The turning point came with the arrival of the French, in 1796, when Angelo Marsigli entrusted it to the Society of Patriots. Transformed into the Civic Theatre, it was attended by an increasingly large audience to whom it offers the works of Alfieri and Voltaire for educational purposes. The local newspaper wrote with enthusiasm: “It will remove the old barrenness and indecency from the programs. The scenes will be of moral virtue. The people will greedily suck the milk of the love of freedom and country.”

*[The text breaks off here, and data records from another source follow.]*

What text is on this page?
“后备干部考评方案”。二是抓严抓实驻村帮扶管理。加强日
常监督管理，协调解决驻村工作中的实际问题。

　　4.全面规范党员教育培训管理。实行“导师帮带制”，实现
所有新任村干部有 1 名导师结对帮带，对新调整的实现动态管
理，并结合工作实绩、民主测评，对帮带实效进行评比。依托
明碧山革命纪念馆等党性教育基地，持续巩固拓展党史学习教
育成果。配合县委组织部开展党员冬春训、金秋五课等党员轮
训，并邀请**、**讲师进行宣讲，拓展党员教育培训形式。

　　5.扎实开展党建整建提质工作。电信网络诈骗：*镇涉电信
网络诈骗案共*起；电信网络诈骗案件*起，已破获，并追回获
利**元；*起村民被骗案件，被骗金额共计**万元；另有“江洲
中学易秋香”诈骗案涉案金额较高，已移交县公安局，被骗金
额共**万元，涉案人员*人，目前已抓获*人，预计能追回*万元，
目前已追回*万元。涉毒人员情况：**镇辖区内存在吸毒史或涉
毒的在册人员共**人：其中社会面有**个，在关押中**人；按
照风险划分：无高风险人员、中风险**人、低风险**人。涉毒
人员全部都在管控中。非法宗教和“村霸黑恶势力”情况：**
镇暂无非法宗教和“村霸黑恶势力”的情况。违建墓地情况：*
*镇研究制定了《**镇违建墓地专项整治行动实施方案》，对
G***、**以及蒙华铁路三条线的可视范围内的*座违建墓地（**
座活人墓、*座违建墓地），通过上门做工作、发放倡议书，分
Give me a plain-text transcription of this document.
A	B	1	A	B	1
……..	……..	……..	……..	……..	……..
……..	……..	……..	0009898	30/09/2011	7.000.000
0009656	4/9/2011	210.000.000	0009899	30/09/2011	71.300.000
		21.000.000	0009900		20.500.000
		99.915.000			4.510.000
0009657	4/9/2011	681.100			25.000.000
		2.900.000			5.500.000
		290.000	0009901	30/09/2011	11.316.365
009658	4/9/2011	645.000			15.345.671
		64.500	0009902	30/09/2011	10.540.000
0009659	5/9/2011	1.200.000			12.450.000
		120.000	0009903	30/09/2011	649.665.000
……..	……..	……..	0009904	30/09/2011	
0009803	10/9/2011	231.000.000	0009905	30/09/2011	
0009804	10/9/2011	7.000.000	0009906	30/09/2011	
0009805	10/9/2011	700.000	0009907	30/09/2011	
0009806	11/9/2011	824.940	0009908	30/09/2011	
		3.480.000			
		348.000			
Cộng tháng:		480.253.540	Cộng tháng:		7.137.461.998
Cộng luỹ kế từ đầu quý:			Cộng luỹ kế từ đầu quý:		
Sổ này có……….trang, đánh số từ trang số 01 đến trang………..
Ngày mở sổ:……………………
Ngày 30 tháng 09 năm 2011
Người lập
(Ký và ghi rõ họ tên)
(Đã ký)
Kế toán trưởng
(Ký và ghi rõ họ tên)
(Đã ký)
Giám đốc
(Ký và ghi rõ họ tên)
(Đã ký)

Playbill of the Marsigli Theatre - 1818, Bologna

The most important names in Bolognese life (such as Luigi Zamboni or Pelagio Palagi) performed political evenings singing patriotic anthems until with the return of the Austro-Russians in June 1799 the programming changed. Tragedies alternated with the sentimental works of Cimarosa and Paisiello and concerts by virtuosos such as Paganini. Then, in May 1821, the City’s Performances Committee noted that “the stairs are cramped and uncomfortable, the stage columns are unsafe, the stage is unfit for use, the trellis is shabby, and the machines worn out.” And because restoration would cost too much, the theatre was abandoned. “The roof looked like a large, hulking umbrella, through which patches of sky shone through. Grass grew in the stalls, and the chickens had free entry without risk of being challenged.” Eventually, it was torn down and the space was later used for construction rubble storage.